Contamination of heavy metals in soil and water supplies has steadily increased as a result of over population and expansion of industrial activities (Wang & Peng, 2010). The presence of heavy metals in water supplies is of significant concern due to their toxicity to humans, animals, and plants. Pollutants include cyanide, solver, cobalt, manganese, aluminum, magnesium, arsenic, copper, iron, lead, and

mercury. The application of natural zeolites for water treatment is a promising technique in the environmental cleaning process (Wang & Peng, 2010). The utilization of natural zeolites has focused on the removal of ammonium and heavy metals through ion exchange.

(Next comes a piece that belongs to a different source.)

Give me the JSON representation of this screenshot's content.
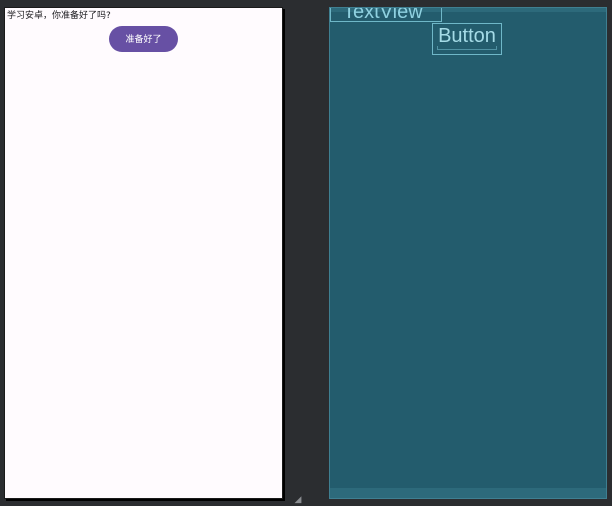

The ion-exchange properties of zeolites allow them to trap undesirable metals and prevent them from entering ecosystems and the food chain (Mumpton, 1985). Studies report that pulverized zeolites, particularly clinoptilolite, reduce the transfer of heavy metals, such as copper, lead, and zinc from soils to plants (Mumpton, 1985).

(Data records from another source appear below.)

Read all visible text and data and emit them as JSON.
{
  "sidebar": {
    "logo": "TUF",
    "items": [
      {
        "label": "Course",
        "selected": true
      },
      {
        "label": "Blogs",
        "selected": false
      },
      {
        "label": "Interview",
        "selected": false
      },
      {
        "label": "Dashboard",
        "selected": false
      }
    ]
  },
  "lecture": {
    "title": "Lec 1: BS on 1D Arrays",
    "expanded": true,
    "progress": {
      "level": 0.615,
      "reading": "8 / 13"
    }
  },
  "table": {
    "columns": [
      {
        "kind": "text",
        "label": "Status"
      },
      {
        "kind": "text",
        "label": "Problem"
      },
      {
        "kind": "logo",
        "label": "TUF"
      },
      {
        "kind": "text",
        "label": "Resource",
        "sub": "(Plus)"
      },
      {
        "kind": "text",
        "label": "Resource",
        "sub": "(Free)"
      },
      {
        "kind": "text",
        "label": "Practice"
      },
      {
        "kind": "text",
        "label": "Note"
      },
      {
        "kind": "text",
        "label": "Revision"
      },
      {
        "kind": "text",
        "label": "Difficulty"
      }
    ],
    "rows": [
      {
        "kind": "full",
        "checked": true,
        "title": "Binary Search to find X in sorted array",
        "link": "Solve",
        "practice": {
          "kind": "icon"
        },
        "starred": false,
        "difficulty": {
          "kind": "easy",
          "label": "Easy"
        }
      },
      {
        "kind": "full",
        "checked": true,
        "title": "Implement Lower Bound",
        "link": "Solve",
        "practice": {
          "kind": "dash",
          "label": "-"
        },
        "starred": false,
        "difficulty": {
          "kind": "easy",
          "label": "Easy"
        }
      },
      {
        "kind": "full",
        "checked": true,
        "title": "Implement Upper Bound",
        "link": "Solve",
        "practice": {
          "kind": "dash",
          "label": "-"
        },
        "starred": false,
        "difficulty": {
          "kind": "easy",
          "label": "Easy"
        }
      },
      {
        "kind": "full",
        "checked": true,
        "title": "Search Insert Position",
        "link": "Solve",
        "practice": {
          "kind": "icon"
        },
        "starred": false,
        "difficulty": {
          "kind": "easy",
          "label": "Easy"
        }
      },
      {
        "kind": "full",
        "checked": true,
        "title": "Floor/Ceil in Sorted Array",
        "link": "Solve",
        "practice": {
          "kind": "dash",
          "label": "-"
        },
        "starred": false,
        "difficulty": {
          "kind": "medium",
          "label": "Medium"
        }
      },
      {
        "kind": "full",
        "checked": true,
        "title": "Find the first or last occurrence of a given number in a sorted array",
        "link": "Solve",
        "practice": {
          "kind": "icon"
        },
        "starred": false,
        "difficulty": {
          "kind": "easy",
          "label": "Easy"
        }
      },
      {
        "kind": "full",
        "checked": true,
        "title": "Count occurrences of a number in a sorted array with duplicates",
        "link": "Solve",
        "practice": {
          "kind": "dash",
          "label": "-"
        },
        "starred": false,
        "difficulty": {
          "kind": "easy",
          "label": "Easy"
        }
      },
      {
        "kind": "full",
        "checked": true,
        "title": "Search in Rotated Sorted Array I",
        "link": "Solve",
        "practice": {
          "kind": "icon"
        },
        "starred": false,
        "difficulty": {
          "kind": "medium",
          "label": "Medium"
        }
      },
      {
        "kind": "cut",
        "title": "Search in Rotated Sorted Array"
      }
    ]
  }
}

Turkman et al. (2004) examined the effect of pretreated and untreated clinoptilolite zeolite in the removal of lead, cadmium, nickel, and zinc from wastewaters. The mineral demonstrated a 96 percent removal efficiency for lead, zinc, and cadmium. The maximum sorption capacities for untreated zeolite were measured as 0.18 and 0.12meq/g, whereas pretreated minerals demonstrated a range of 0.72 and 0.41 meq Cd/g.

Moreno et al. (2001) conducted a series of decontamination tests to study the impact of zeolite on the purification of acid mine waters. The results suggest that zeolitic materials can be successfully used for heavy metal uptake in the water purification process. Doses of 5-30 g of zeolite/L were applied according to heavy metal levels. Researchers also found that zeolite increases general pH, which causes metal- bearing solid phases to precipitate and enhances the efficiency of the decontamination process (Moreno et al., 2001).

A study by Mamba et al. (2009) examined metal removal from contaminated water by applying a mix of HCl-activated clinoptilolite and bacteria. The results indicated that clinoptilolite removed 98 percent of copper, iron, and cobalt. The researchers concluded that clinoptilolite successfully removes metal recovery from mining and mineral processing solutions. It is effective as a water decontaminate.